Include interaction effects in choice simulation:

```{r}
# Create priors with interactions
priors_interactions <- cbc_priors(
  profiles = profiles,
  price = -0.1,
  type = c("Fuji" = 0.5, "Gala" = 1),
  freshness = c("Average" = 0.6, "Excellent" = 1.2),
  interactions = list(
    # Price sensitivity varies by apple type
    int_spec(
      between = c("price", "type"),
      with_level = "Fuji",
      value = 0.5
    ),
    int_spec(
      between = c("price", "type"),
      with_level = "Gala",
      value = 0.2
    )
  )
)

# Simulate choices with interaction effects
choices_interactions <- cbc_choices(
  design,
  priors = priors_interactions
)
```

# Validating Choice Patterns

## Overall Choice Frequencies

Based on the priors used, we expect:

- **Lower prices preferred** (negative price coefficient)
- **Honeycrisp > Gala > Fuji** (type coefficients: 0.2 > 0.1 > 0)
- **Excellent > Average > Poor** (freshness coefficients: 0.2 > 0.1 > 0)
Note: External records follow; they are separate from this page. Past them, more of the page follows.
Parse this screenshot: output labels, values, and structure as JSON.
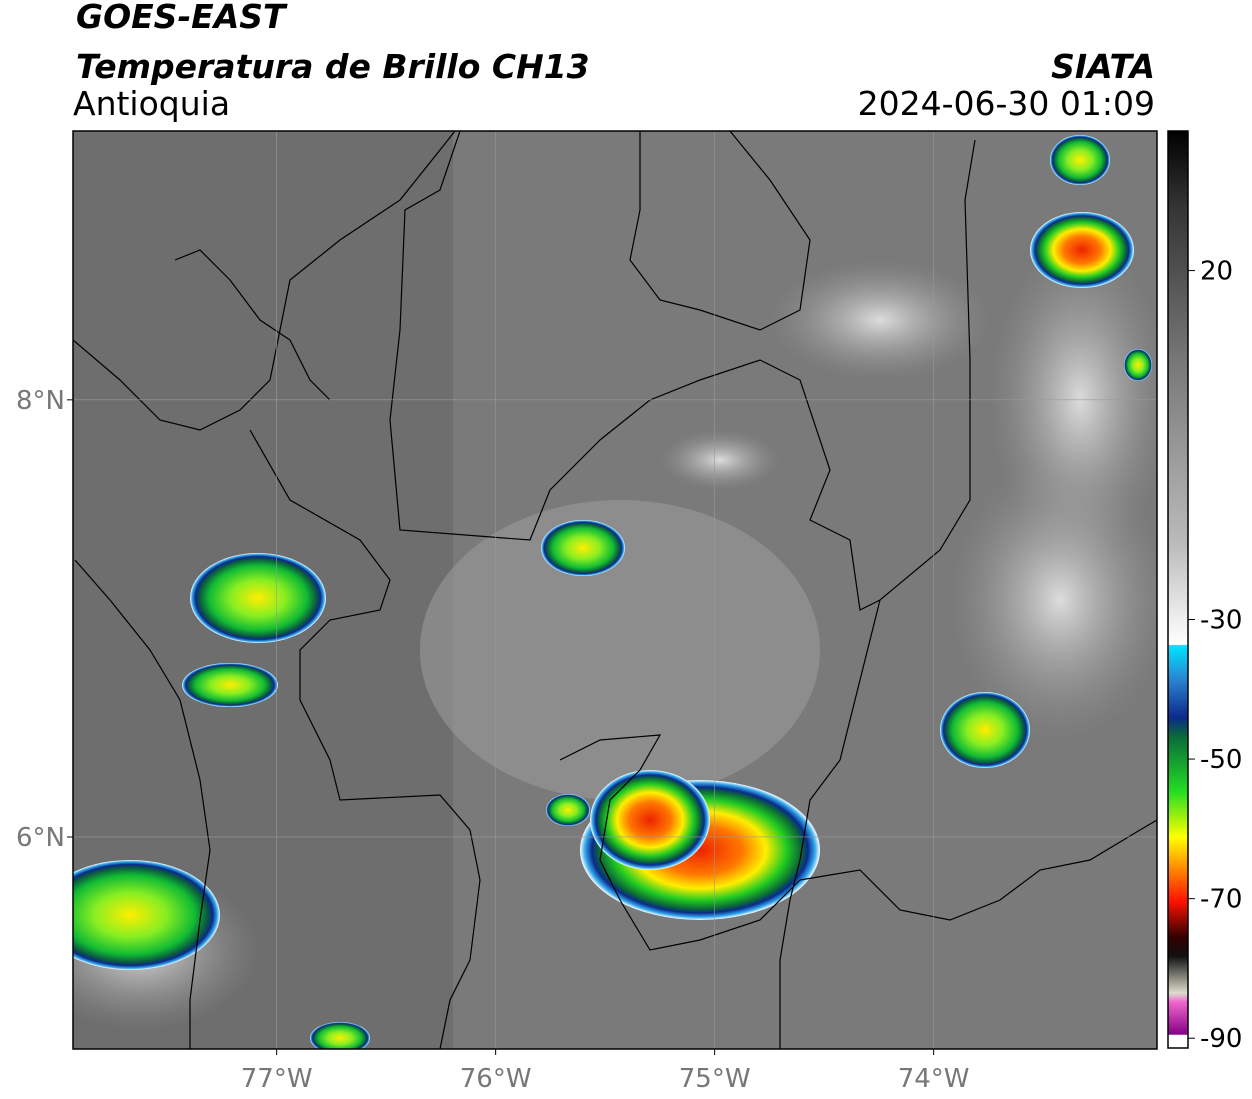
{
  "header": {
    "satellite": "GOES-EAST",
    "product": "Temperatura de Brillo CH13",
    "region": "Antioquia",
    "agency": "SIATA",
    "datetime": "2024-06-30 01:09"
  },
  "map": {
    "xlim": [
      -77.93,
      -72.98
    ],
    "ylim": [
      5.03,
      9.23
    ],
    "xticks": [
      {
        "value": -77,
        "label": "77°W"
      },
      {
        "value": -76,
        "label": "76°W"
      },
      {
        "value": -75,
        "label": "75°W"
      },
      {
        "value": -74,
        "label": "74°W"
      }
    ],
    "yticks": [
      {
        "value": 6,
        "label": "6°N"
      },
      {
        "value": 8,
        "label": "8°N"
      }
    ],
    "grid": true
  },
  "colorbar": {
    "lim": [
      -91.4,
      40
    ],
    "ticks": [
      20,
      -30,
      -50,
      -70,
      -90
    ]
  }
}
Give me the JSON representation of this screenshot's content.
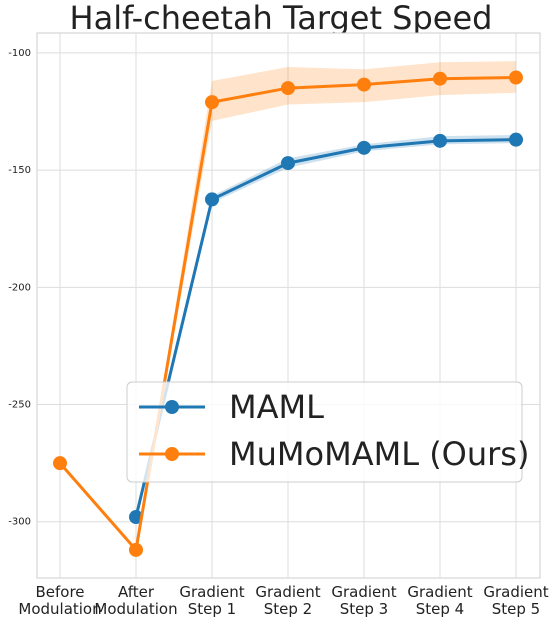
{
  "chart_data": {
    "type": "line",
    "title": "Half-cheetah Target Speed",
    "categories": [
      "Before Modulation",
      "After Modulation",
      "Gradient Step 1",
      "Gradient Step 2",
      "Gradient Step 3",
      "Gradient Step 4",
      "Gradient Step 5"
    ],
    "series": [
      {
        "name": "MAML",
        "color": "#1f77b4",
        "values": [
          null,
          -298,
          -162.5,
          -147,
          -140.5,
          -137.5,
          -137
        ],
        "lower": [
          null,
          -298,
          -164,
          -149,
          -142,
          -139,
          -138.5
        ],
        "upper": [
          null,
          -298,
          -161,
          -145,
          -139,
          -135.5,
          -135
        ]
      },
      {
        "name": "MuMoMAML (Ours)",
        "color": "#ff7f0e",
        "values": [
          -275,
          -312,
          -121,
          -115,
          -113.5,
          -111,
          -110.5
        ],
        "lower": [
          -275,
          -312,
          -129,
          -122,
          -121,
          -118,
          -117
        ],
        "upper": [
          -275,
          -312,
          -112,
          -106,
          -107,
          -104,
          -103.5
        ]
      }
    ],
    "ylim": [
      -324,
      -91.5
    ],
    "yticks": [
      -100,
      -150,
      -200,
      -250,
      -300
    ],
    "grid": true,
    "legend_loc": "lower right"
  }
}
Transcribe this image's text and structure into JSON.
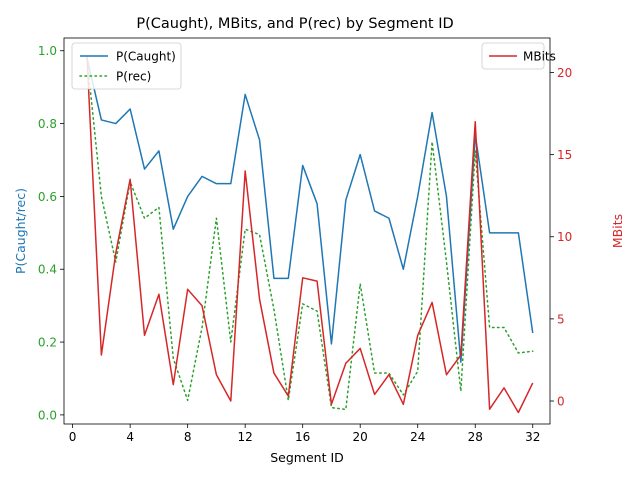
{
  "chart_data": {
    "type": "line",
    "title": "P(Caught), MBits, and P(rec) by Segment ID",
    "xlabel": "Segment ID",
    "ylabel_left": "P(Caught/rec)",
    "ylabel_right": "MBits",
    "xlim": [
      -0.6,
      33.2
    ],
    "ylim_left": [
      -0.025,
      1.035
    ],
    "ylim_right": [
      -1.4,
      22.1
    ],
    "x_ticks": [
      "0",
      "4",
      "8",
      "12",
      "16",
      "20",
      "24",
      "28",
      "32"
    ],
    "y_ticks_left": [
      "0.0",
      "0.2",
      "0.4",
      "0.6",
      "0.8",
      "1.0"
    ],
    "y_ticks_right": [
      "0",
      "5",
      "10",
      "15",
      "20"
    ],
    "left_legend": [
      "P(Caught)",
      "P(rec)"
    ],
    "right_legend": [
      "MBits"
    ],
    "colors": {
      "p_caught": "#1f77b4",
      "p_rec": "#2ca02c",
      "mbits": "#d62728",
      "left_axis": "#2ca02c",
      "right_axis": "#d62728",
      "left_label": "#1f77b4"
    },
    "x": [
      1,
      2,
      3,
      4,
      5,
      6,
      7,
      8,
      9,
      10,
      11,
      12,
      13,
      14,
      15,
      16,
      17,
      18,
      19,
      20,
      21,
      22,
      23,
      24,
      25,
      26,
      27,
      28,
      29,
      30,
      31,
      32
    ],
    "series": [
      {
        "name": "P(Caught)",
        "axis": "left",
        "style": "solid",
        "values": [
          0.98,
          0.81,
          0.8,
          0.84,
          0.675,
          0.725,
          0.51,
          0.6,
          0.655,
          0.635,
          0.635,
          0.88,
          0.755,
          0.375,
          0.375,
          0.685,
          0.58,
          0.195,
          0.59,
          0.715,
          0.56,
          0.54,
          0.4,
          0.6,
          0.83,
          0.6,
          0.145,
          0.77,
          0.5,
          0.5,
          0.5,
          0.225
        ]
      },
      {
        "name": "P(rec)",
        "axis": "left",
        "style": "dotted",
        "values": [
          0.98,
          0.6,
          0.42,
          0.64,
          0.54,
          0.57,
          0.155,
          0.04,
          0.24,
          0.54,
          0.2,
          0.51,
          0.495,
          0.29,
          0.04,
          0.305,
          0.285,
          0.02,
          0.015,
          0.36,
          0.115,
          0.115,
          0.055,
          0.12,
          0.75,
          0.42,
          0.065,
          0.725,
          0.24,
          0.24,
          0.17,
          0.175
        ]
      },
      {
        "name": "MBits",
        "axis": "right",
        "style": "solid",
        "values": [
          21,
          2.8,
          9,
          13.5,
          4,
          6.5,
          1,
          6.8,
          5.8,
          1.6,
          0,
          14,
          6.2,
          1.7,
          0.3,
          7.5,
          7.3,
          -0.2,
          2.3,
          3.2,
          0.4,
          1.6,
          -0.2,
          4,
          6,
          1.6,
          2.8,
          17,
          -0.5,
          0.8,
          -0.7,
          1.1
        ]
      }
    ]
  }
}
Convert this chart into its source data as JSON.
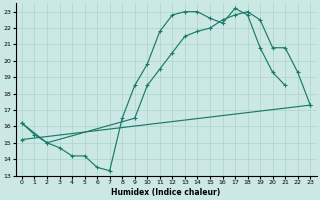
{
  "xlabel": "Humidex (Indice chaleur)",
  "background_color": "#cce8e4",
  "grid_color": "#aad4cc",
  "line_color": "#1a7a6a",
  "xlim": [
    -0.5,
    23.5
  ],
  "ylim": [
    13,
    23.5
  ],
  "yticks": [
    13,
    14,
    15,
    16,
    17,
    18,
    19,
    20,
    21,
    22,
    23
  ],
  "xticks": [
    0,
    1,
    2,
    3,
    4,
    5,
    6,
    7,
    8,
    9,
    10,
    11,
    12,
    13,
    14,
    15,
    16,
    17,
    18,
    19,
    20,
    21,
    22,
    23
  ],
  "line1_x": [
    0,
    1,
    2,
    3,
    4,
    5,
    6,
    7,
    8,
    9,
    10,
    11,
    12,
    13,
    14,
    15,
    16,
    17,
    18,
    19,
    20,
    21
  ],
  "line1_y": [
    16.2,
    15.5,
    15.0,
    14.7,
    14.2,
    14.2,
    13.5,
    13.3,
    16.5,
    18.5,
    19.8,
    21.8,
    22.8,
    23.0,
    23.0,
    22.6,
    22.3,
    23.2,
    22.8,
    20.8,
    19.3,
    18.5
  ],
  "line2_x": [
    0,
    2,
    9,
    10,
    11,
    12,
    13,
    14,
    15,
    16,
    17,
    18,
    19,
    20,
    21,
    22,
    23
  ],
  "line2_y": [
    16.2,
    15.0,
    16.5,
    18.5,
    19.5,
    20.5,
    21.5,
    21.8,
    22.0,
    22.5,
    22.8,
    23.0,
    22.5,
    20.8,
    20.8,
    19.3,
    17.3
  ],
  "line3_x": [
    0,
    23
  ],
  "line3_y": [
    15.2,
    17.3
  ]
}
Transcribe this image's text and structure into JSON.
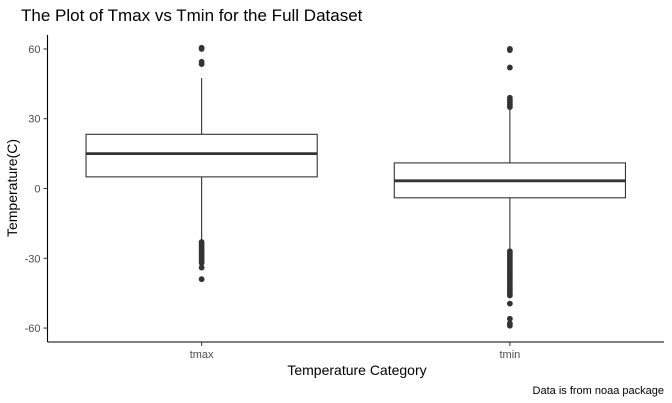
{
  "chart_data": {
    "type": "boxplot",
    "title": "The Plot of Tmax vs Tmin for the Full Dataset",
    "xlabel": "Temperature Category",
    "ylabel": "Temperature(C)",
    "caption": "Data is from noaa package",
    "ylim": [
      -66,
      66
    ],
    "yticks": [
      -60,
      -30,
      0,
      30,
      60
    ],
    "grid": false,
    "categories": [
      "tmax",
      "tmin"
    ],
    "boxes": [
      {
        "category": "tmax",
        "whisker_low": -22,
        "q1": 5,
        "median": 15,
        "q3": 23.3,
        "whisker_high": 47.5,
        "outliers": [
          -23,
          -24,
          -25,
          -26,
          -27,
          -28,
          -29,
          -30,
          -31,
          -32,
          -34,
          -39,
          53.5,
          54.5,
          60,
          60.5
        ]
      },
      {
        "category": "tmin",
        "whisker_low": -26,
        "q1": -4,
        "median": 3.3,
        "q3": 11,
        "whisker_high": 34,
        "outliers": [
          -27,
          -28,
          -29,
          -30,
          -31,
          -32,
          -33,
          -34,
          -35,
          -36,
          -37,
          -38,
          -39,
          -40,
          -41,
          -42,
          -43,
          -44,
          -45,
          -46,
          -49.5,
          -56,
          -58,
          -59,
          35,
          36,
          37,
          38,
          39,
          52,
          59.5,
          60
        ]
      }
    ]
  }
}
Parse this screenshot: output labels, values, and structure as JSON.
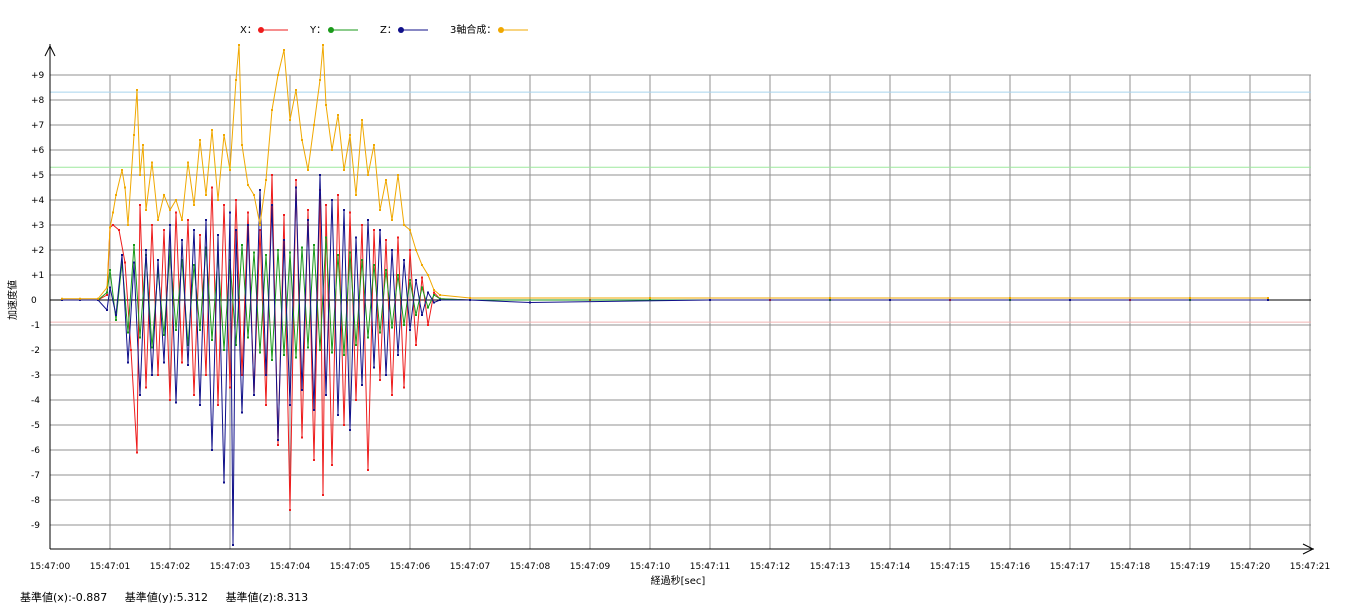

Examine aggregate choice patterns to validate simulation:

```{r}
# Decode the choice data first to get categorical variables
choices_decoded <- cbc_decode(choices_utility)

# Aggregate attribute choices across all respondents
choices <- choices_decoded

# Price choices
price_choices <- aggregate(choice ~ price, data = choices, sum)
price_choices$prop <- price_choices$choice / sum(price_choices$choice)
print(price_choices)

# Type choices
type_choices <- aggregate(choice ~ type, data = choices, sum)
type_choices$prop <- type_choices$choice / sum(type_choices$choice)
print(type_choices)

# Freshness choices
freshness_choices <- aggregate(choice ~ freshness, data = choices, sum)
freshness_choices$prop <- freshness_choices$choice /
  sum(freshness_choices$choice)
print(freshness_choices)
```

## Respondent Heterogeneity

For random parameter models, examine variation across respondents:

```{r}
# Create dataset with only chosen alternatives
chosen_alts <- choices_mixed[choices_mixed$choice == 1, ]

# Mean attribute levels chosen by each respondent
resp_means <- aggregate(
  cbind(
    price,
    typeGala,
    typeHoneycrisp,
    freshnessAverage,
    freshnessExcellent
  ) ~
    respID,
  data = chosen_alts,
  mean
)

# Look at variation across respondents
cat("Price variation across respondents:\n")
cat("Mean:", round(mean(resp_means$price), 2), "\n")
cat("SD:", round(sd(resp_means$price), 2), "\n")

cat("\nHoneycrisp choice rate variation:\n")
cat("Mean:", round(mean(resp_means$typeHoneycrisp), 2), "\n")
cat("SD:", round(sd(resp_means$typeHoneycrisp), 2), "\n")
```

# Design Consistency

## Using Consistent Priors

For D-optimal designs created with priors, use the same priors for choice simulation:

```{r}
# Create D-optimal design with priors
design_optimal <- cbc_design(
  profiles = profiles,
  n_alts = 2,
  n_q = 6,
  n_resp = 100,
  priors = priors,
  method = "stochastic"
)

# Use SAME priors for choice simulation
choices_consistent <- cbc_choices(
  design_optimal,
  priors = priors
)
```

## Prior Consistency Warnings

cbcTools warns when different priors are used:

```{r}
# Create different priors
different_priors <- cbc_priors(
  profiles = profiles,
  price = -0.2, # Different from design optimization
  type = c(0.2, 0.4),
  freshness = c(0.2, 0.4)
)

# This will generate a warning about inconsistent priors
choices_inconsistent <- cbc_choices(
  design_optimal,
  priors = different_priors
)
```

# Best Practices

## Prior Specification

- **Use realistic priors**: Base on literature, pilot studies, or expert judgment
- **Match design priors**: Use same priors for design optimization and choice simulation  
- **Test multiple scenarios**: Simulate under optimistic and conservative assumptions
- **Include heterogeneity**: Use random parameters when appropriate

## Validation Steps

1. **Check choice counts**: Verify one choice per question
2. **Examine patterns**: Ensure choices align with prior expectations
3. **Test extremes**: Simulate with very strong/weak preferences
4. **Compare methods**: Test different simulation approaches

# Next Steps

After simulating choices:

1. **Conduct power analysis** using `cbc_power()` to determine sample size requirements
2. **Compare designs** by simulating choices for different design methods
3. **Validate assumptions** by checking if simulated patterns match expectations
4. **Refine priors** based on simulation results before data collection

For details on power analysis, see the [Power Analysis](power.Rmd) vignette.